Future directions: where the Adomako test is headed
As medicine evolves, the Adomako test may be integrated with digital monitoring, automated scoring systems, and standardized protocols to reduce observer variability. Research continues into refining the test’s predictive value, exploring its utility across diverse patient groups, and aligning it with evidence‑based guidelines for airway management and weaning strategies. The trend toward multidisciplinary, patient‑centred care will likely emphasise the test’s role as part of a holistic assessment, rather than a singular decision point.
Practical takeaway: optimising the use of the Adomako test in clinical practice
To maximise the usefulness of the Adomako test, clinicians should:
- Ensure thorough training and regular practice to maintain consistency across examiners.
- Use the test as part of a broader assessment framework that includes other objective measures and clinical context.
- Document results clearly and integrate findings into care plans with a multidisciplinary approach.
- Be mindful of factors that can influence reflexes, such as sedation depth, patient cooperation, and pre‑existing conditions.

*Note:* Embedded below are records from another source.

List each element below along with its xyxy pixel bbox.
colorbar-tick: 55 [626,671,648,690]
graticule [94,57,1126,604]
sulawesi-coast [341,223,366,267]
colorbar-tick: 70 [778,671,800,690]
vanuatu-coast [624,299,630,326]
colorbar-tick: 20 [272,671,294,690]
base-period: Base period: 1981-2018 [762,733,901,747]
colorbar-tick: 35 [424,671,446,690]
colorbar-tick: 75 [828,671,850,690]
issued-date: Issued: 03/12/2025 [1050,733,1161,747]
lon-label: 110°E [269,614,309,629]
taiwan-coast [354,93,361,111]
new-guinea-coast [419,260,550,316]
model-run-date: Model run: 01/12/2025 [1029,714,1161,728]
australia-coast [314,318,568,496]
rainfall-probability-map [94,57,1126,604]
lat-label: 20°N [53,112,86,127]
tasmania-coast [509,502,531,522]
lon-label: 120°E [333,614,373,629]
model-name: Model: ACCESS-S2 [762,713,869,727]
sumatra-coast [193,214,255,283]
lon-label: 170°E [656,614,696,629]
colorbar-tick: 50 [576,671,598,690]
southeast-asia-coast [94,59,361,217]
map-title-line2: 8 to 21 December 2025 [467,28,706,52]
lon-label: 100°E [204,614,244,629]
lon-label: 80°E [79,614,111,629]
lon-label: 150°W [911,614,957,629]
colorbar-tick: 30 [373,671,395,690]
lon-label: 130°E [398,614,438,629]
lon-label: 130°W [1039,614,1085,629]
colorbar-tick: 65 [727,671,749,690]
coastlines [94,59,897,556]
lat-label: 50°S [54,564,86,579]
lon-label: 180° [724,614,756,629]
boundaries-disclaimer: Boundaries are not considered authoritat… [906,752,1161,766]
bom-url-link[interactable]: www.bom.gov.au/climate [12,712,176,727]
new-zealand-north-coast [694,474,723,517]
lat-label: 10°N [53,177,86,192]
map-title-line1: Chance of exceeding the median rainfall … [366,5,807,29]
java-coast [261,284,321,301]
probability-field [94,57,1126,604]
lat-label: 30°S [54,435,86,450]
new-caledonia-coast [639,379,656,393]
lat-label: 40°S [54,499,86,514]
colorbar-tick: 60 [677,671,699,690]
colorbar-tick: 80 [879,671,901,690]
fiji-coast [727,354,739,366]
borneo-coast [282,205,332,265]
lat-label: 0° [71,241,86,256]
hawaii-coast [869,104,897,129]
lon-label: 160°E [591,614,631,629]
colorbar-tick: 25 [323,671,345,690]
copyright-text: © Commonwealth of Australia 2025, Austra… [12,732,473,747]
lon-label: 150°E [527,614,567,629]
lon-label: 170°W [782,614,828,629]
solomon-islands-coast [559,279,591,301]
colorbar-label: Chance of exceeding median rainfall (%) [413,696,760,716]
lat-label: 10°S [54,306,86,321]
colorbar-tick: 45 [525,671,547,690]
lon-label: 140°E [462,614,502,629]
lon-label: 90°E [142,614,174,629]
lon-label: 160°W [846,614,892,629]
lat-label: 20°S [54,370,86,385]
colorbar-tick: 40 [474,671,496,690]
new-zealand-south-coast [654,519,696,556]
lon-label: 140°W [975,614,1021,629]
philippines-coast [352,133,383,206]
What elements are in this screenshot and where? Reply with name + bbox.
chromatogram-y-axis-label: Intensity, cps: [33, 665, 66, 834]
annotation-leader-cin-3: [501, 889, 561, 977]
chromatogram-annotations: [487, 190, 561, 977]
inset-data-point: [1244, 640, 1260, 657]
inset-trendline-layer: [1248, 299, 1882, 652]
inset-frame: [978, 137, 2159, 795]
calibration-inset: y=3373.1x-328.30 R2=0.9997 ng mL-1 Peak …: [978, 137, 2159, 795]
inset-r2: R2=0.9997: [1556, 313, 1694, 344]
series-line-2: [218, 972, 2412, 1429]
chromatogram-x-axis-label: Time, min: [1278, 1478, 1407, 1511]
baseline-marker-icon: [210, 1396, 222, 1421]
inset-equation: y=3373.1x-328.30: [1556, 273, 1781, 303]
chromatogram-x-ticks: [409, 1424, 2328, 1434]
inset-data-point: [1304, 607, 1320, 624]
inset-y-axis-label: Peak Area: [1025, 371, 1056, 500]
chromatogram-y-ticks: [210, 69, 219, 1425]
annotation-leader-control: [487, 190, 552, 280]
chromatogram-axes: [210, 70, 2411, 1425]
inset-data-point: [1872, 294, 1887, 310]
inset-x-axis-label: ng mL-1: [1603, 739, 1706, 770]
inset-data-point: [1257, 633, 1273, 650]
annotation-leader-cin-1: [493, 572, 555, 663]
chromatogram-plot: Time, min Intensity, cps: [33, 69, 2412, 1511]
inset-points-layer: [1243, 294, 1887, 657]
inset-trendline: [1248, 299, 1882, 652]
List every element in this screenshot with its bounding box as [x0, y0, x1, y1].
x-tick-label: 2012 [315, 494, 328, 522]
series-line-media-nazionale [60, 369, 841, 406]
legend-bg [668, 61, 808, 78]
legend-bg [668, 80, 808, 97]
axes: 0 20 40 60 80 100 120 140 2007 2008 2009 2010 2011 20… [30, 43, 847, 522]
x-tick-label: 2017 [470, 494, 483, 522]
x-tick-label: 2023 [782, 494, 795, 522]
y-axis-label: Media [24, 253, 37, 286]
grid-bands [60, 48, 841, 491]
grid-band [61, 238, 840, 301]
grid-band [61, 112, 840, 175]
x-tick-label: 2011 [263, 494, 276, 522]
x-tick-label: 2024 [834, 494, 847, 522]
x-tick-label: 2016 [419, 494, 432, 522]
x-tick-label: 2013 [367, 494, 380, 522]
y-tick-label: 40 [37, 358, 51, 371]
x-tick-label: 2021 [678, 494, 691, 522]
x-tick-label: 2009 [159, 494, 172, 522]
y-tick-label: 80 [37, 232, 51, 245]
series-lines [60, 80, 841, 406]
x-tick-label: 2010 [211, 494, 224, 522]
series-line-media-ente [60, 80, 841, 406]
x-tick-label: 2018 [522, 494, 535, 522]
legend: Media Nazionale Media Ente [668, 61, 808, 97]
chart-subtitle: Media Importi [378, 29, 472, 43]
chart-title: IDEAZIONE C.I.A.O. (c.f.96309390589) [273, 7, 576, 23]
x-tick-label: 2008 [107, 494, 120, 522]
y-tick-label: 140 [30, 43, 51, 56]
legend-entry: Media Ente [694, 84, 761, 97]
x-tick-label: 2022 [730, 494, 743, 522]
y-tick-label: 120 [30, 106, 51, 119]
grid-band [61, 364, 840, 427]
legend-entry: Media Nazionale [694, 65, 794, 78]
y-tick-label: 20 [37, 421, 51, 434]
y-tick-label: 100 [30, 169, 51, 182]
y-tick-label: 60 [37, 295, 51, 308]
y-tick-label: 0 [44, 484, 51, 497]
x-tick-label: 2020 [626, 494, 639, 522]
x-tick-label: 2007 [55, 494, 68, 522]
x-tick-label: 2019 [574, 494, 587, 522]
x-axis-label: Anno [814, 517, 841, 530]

Conclusion: the value of the Adomako test in modern care
The Adomako test remains a practical, bedside tool that supports clinicians in evaluating airway protection and reflex integrity in patients where neurological or respiratory control may be compromised. When used thoughtfully and in conjunction with other assessments, it can contribute to safer decision‑making, more informed timing of airway interventions, and better outcomes for patients during peri‑operative care and critical illness. As with any clinical test, its greatest strength lies in standardised practice, skilled interpretation, and collaborative care.